Rev. Elizabeth Kearney retired after 12 in parish ministry and 25 years as Assistant to the bishop of the NC Synod of the Evangelical Lutheran Church in America. She spent her last two decades working with candidates for ministry and in sexual misconduct prevention and response. She is happily settling into her home near Asheville and spending more time with her husband, children, and grandchildren.

Rhody Mastin is one of the newest members of the Homegrown Planning Team. She currently serves as the children’s minister at St. Joseph’s Episcopal Church. A former birth and postpartum doula, she is currently a doctoral student in homiletics at Duke Divinity School. Rhody received her BA from the University of Virginia, her MFA from Seattle Pacific University, and her MDiv from Duke Divinity School.

A long-time small nonprofit development consultant, Marya McNeish helps the Resource Center for Women and Ministry in the South manage Programs and Publications. McNeish is also a massage therapist, and is ever curious how we can best work with these imperfect bodies of ours to find more ease and comfort. She is helping to build a local adaptive hiking program and spends her free time volunteering as a Master Gardener, hiking in the woods and digging in her garden.

Rachel Sauls is the current Special Assistant to the Executive Director at the Resource Center for Women and Ministry in the South. She graduated with her BA in English and Comparative Literature from UNC-Chapel Hill in May 2020, and began her MDiv at Yale Divinity School in fall 2021. Rachel is interested in feminist and womanist theologies, health narratives, and LGBTQIA+ affirming religious practices. 
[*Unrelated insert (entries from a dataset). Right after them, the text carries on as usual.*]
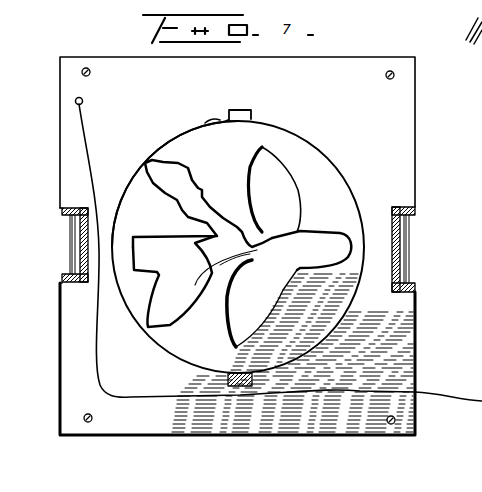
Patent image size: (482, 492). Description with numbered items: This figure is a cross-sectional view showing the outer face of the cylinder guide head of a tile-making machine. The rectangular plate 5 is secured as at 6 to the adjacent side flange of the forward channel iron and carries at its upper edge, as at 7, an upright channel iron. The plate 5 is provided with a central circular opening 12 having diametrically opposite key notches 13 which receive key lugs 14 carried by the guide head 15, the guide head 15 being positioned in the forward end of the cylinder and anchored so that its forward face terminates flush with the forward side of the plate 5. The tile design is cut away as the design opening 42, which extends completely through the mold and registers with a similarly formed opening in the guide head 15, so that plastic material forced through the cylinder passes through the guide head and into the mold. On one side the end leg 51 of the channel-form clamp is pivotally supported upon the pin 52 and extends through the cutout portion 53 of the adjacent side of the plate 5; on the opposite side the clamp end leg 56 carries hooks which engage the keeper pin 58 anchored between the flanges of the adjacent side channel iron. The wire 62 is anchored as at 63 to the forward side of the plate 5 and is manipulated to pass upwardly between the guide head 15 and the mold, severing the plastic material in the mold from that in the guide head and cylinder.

The plate 5 is at (118, 455).
The securing means 6 is at (90, 423).
The securing means 7 is at (87, 67).
The central circular opening 12 is at (330, 157).
The key notches 13 is at (243, 110).
The key lugs 14 is at (211, 117).
The guide head 15 is at (323, 192).
The design opening 42 is at (242, 282).
The end leg 51 is at (63, 210).
The pin 52 is at (75, 247).
The cutout portion 53 is at (77, 206).
The end leg 56 is at (410, 265).
The keeper pin 58 is at (410, 242).
The wire 62 is at (103, 393).
The anchor 63 is at (76, 98).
Yazmin Spearman is the current co-coordinator of the Women’s Center at Duke Divinity School. She is an MDiv student with a certificate in Faith-Based Organizing and Advocacy. She works at Duke University School of Nursing for their new racial equity initiative, Breaking Research Barriers. Yazmin is passionate about preaching that tackles the complex, both/and-ness of human life, as well as working alongside people healing from religious trauma/abuse. 
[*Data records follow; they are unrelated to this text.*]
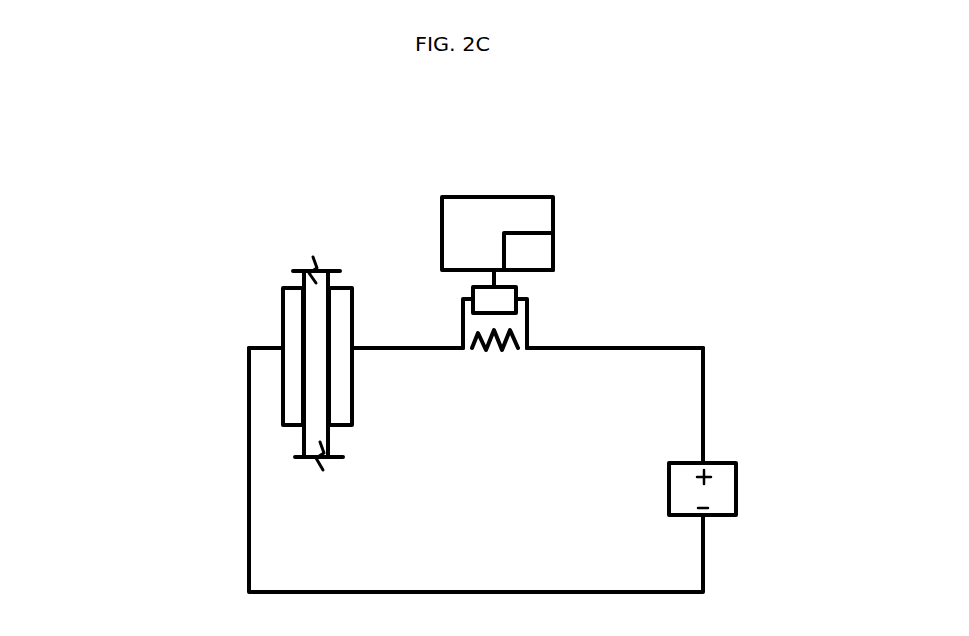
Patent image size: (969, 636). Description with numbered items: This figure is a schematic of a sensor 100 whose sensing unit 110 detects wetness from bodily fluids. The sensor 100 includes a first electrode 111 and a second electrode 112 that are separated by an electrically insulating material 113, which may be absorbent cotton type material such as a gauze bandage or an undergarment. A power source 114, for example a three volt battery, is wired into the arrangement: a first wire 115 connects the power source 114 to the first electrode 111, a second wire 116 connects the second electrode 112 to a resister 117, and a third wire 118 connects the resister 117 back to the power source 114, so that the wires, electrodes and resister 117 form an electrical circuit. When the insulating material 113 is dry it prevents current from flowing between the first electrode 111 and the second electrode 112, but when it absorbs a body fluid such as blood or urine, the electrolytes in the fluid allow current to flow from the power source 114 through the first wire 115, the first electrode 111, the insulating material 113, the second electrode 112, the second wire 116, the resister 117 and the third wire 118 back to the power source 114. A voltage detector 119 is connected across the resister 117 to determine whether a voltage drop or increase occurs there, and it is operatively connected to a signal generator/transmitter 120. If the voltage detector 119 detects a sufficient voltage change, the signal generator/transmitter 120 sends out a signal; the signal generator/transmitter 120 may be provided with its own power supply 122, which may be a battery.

The sensor 100 is at (112, 262).
The sensing unit 110 is at (182, 371).
The first electrode 111 is at (283, 308).
The second electrode 112 is at (412, 283).
The electrically insulating material 113 is at (295, 272).
The power source 114 is at (722, 462).
The first wire 115 is at (249, 518).
The second wire 116 is at (380, 347).
The resister 117 is at (520, 345).
The third wire 118 is at (635, 347).
The voltage detector 119 is at (517, 290).
The signal generator/transmitter 120 is at (490, 197).
The power supply 122 is at (532, 250).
Rev. Jeanette Stokes is an ordained Presbyterian minister and the Founder and Executive Director of the Resource Center for Women and Ministry in the South. Mostly her work has offered solace and support to others on the journey.She is the author of three collections of essays and a book on writing. She finds that taking time each week to write, paint, walk, and mess around in the garden makes her happier.

Rev. Sharon Wheeler is Associate Pastor of Elon Community Church UCC in Elon, NC where she has served part time and presently full time. She completed the Pastoral Leadership Development Program through the Southern Conference of the UCC which is an alternative path to ordination. She retired at the end of 2014 from LabCorp of America where she was an Account Specialist in the DNA Identity Department. She has lived in NC all her life and most of it in the Burlington area.

Deborah A. Williams, also known as Minister Deb, uses her poetic gifts to journey with audiences through Spiritual Formation by addressing common pains, questions of life, taboo topics, and the ambiguities of faith and God. Through her performances, writings, and ministry, Minister Deb prayerfully accepts James H. Cone’s challenge to black civil rights leaders “to liberate Christianity.” One of her most celebrated accomplishments is the 2019 release of her first book, Peace Treaty with Myself: A Book of Poetic Meditations.